O mês de março marca um período importante para o debate sobre relações de consumo no Brasil. A data de 15 de março, conhecida mundialmente como Dia do Consumidor, reforça a necessidade de políticas públicas que garantam transparência, acesso à informação e proteção para quem compra produtos e serviços.
Na Câmara dos Deputados, o deputado federal Carlos Henrique Gaguim tem apresentado propostas que dialogam diretamente com esse tema, além de defender iniciativas voltadas ao fortalecimento do empreendedorismo feminino.
Entre os projetos em discussão está o Projeto de Lei 2196/2024, que propõe mudanças na rotulagem de alimentos comercializados no país. A proposta sugere a adoção de um sistema com duas datas de validade nos rótulos: uma relacionada à qualidade ideal do produto e outra indicando o prazo máximo seguro para o consumo.
A medida busca ampliar a clareza das informações disponíveis ao consumidor e, ao mesmo tempo, contribuir para a redução do desperdício de alimentos. Especialistas apontam que muitas pessoas descartam produtos ainda próprios para consumo por interpretarem de forma equivocada as datas indicadas nas embalagens.

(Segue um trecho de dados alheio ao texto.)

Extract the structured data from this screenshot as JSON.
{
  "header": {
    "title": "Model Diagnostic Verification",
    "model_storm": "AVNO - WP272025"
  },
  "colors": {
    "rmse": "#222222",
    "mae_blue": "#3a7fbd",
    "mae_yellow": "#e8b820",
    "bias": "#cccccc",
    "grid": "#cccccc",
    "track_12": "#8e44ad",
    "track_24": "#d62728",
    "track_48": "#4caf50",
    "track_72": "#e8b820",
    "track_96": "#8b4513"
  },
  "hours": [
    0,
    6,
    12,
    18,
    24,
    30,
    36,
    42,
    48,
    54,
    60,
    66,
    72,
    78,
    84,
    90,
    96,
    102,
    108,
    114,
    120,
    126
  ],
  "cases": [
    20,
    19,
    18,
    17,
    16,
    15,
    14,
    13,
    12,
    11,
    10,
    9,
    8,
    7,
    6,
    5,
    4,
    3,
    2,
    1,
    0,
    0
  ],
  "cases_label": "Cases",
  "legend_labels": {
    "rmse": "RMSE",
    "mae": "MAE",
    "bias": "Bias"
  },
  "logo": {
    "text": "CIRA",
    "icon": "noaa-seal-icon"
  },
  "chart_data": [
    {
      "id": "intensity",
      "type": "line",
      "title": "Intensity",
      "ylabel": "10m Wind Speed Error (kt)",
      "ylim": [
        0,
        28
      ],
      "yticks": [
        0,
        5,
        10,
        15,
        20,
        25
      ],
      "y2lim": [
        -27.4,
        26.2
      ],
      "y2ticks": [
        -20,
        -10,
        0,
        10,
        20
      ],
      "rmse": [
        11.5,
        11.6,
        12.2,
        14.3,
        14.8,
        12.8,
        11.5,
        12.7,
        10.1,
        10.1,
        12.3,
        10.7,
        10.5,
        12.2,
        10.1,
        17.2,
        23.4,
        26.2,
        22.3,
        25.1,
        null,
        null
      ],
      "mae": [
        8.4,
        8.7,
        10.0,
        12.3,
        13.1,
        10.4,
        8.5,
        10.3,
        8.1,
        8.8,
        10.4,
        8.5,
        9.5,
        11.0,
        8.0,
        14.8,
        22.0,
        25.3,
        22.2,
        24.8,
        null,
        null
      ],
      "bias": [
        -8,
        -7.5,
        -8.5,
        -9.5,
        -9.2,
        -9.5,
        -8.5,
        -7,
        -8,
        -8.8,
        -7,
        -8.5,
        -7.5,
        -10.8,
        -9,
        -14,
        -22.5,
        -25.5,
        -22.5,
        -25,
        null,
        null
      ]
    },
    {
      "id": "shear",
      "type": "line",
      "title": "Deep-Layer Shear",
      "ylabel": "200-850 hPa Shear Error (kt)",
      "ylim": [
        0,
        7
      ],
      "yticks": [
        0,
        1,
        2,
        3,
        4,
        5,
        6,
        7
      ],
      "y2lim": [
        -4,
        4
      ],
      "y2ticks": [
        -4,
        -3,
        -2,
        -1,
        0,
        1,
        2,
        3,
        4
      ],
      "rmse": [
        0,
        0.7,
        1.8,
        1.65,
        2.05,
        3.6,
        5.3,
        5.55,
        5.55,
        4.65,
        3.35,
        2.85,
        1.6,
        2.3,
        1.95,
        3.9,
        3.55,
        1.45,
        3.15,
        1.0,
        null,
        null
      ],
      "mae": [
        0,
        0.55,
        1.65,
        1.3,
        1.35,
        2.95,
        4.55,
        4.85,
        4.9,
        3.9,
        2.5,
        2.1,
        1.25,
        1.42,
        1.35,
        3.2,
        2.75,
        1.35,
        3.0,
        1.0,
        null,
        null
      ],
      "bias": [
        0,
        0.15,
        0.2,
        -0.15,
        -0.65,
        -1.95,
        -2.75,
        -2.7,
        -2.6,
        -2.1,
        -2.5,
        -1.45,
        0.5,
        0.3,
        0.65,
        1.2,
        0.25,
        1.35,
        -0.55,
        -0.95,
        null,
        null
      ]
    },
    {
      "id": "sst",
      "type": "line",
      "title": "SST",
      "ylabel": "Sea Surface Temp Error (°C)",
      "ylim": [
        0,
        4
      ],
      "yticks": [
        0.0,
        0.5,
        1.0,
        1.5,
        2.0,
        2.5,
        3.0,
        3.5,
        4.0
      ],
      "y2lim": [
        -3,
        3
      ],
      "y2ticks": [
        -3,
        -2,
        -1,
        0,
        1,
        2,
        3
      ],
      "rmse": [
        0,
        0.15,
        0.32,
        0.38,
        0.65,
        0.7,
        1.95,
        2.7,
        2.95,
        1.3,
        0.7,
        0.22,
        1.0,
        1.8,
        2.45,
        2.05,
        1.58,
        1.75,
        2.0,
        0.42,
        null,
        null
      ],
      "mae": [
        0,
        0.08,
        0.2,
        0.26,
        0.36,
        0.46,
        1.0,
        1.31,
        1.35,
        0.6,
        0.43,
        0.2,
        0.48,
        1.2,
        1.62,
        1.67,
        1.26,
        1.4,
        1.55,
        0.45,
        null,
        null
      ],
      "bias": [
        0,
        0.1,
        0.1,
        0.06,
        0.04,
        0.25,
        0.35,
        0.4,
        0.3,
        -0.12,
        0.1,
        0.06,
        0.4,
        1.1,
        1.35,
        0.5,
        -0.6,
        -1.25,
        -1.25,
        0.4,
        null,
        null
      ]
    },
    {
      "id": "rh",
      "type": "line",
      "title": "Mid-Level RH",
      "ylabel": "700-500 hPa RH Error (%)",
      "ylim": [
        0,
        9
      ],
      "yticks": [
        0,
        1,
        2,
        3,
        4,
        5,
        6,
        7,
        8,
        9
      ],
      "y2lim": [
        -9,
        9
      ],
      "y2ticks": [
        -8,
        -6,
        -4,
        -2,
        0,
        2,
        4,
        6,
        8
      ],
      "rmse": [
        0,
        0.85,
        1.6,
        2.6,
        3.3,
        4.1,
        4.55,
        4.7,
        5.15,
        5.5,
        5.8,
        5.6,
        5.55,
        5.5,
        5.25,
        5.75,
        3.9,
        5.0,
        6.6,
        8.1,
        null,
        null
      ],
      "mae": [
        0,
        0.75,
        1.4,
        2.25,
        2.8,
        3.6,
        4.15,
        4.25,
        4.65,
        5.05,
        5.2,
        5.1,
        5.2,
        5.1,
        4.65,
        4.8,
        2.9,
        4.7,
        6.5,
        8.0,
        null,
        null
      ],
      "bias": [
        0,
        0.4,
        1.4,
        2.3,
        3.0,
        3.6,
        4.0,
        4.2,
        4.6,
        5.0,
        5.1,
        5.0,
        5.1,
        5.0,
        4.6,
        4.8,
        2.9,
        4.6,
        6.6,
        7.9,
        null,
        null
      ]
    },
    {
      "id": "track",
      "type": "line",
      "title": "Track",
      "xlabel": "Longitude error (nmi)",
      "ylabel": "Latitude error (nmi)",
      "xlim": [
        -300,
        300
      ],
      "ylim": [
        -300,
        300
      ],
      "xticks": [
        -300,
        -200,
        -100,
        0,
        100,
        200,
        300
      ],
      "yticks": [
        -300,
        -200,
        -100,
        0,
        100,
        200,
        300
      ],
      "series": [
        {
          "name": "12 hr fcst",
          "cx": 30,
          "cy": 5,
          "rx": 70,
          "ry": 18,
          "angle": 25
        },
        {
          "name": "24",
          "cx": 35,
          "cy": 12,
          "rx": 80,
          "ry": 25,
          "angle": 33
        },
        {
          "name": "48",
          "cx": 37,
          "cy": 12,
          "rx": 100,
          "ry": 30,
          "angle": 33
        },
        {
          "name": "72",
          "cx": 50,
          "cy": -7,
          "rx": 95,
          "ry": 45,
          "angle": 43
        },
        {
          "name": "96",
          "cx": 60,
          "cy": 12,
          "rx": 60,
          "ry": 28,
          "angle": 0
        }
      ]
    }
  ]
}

Caso avance no Congresso, a proposta pode provocar um debate amplo entre indústria, comerciantes e órgãos de defesa do consumidor sobre transparência nas informações e educação alimentar.
Outra iniciativa apresentada é o Projeto de Lei 1258/2024, que trata do direito à informação sobre medicamentos. O texto propõe que todas as apresentações farmacêuticas mantenham obrigatoriamente a bula impressa dentro das embalagens.
Nos últimos anos, parte das indústrias passou a substituir as bulas físicas por versões digitais acessadas por QR Code ou sites. Embora o modelo digital acompanhe a evolução tecnológica, especialistas alertam que ele pode dificultar o acesso à informação para determinados públicos.
Idosos, pessoas com deficiência visual e cidadãos que não possuem familiaridade com recursos digitais podem enfrentar barreiras para consultar orientações essenciais sobre uso, contraindicações e efeitos colaterais dos medicamentos.
Ao defender a obrigatoriedade da bula impressa, o projeto busca garantir que o acesso à informação continue sendo universal, independentemente do nível de conectividade ou habilidade tecnológica do consumidor.
Além da pauta ligada à proteção do consumidor, o parlamentar também tem defendido iniciativas que incentivem o empreendedorismo feminino. As propostas buscam ampliar oportunidades para mulheres que investem em pequenos negócios, muitas vezes responsáveis pela geração de renda familiar e pelo fortalecimento da economia local.
De acordo com dados recentes de instituições de apoio ao empreendedorismo, o número de mulheres à frente de empresas no Brasil cresce a cada ano. Mesmo assim, elas ainda enfrentam desafios como acesso a crédito, capacitação e políticas de incentivo.
Nesse contexto, projetos que estimulam a autonomia econômica feminina são considerados fundamentais para reduzir desigualdades e promover desenvolvimento social.
No mês em que se celebra o Dia do Consumidor, o debate sobre direitos, informação clara e inclusão econômica ganha ainda mais relevância. Propostas que fortalecem a transparência nas relações de consumo e incentivam o empreendedorismo feminino reforçam a importância de políticas públicas voltadas para uma sociedade mais equilibrada e informada.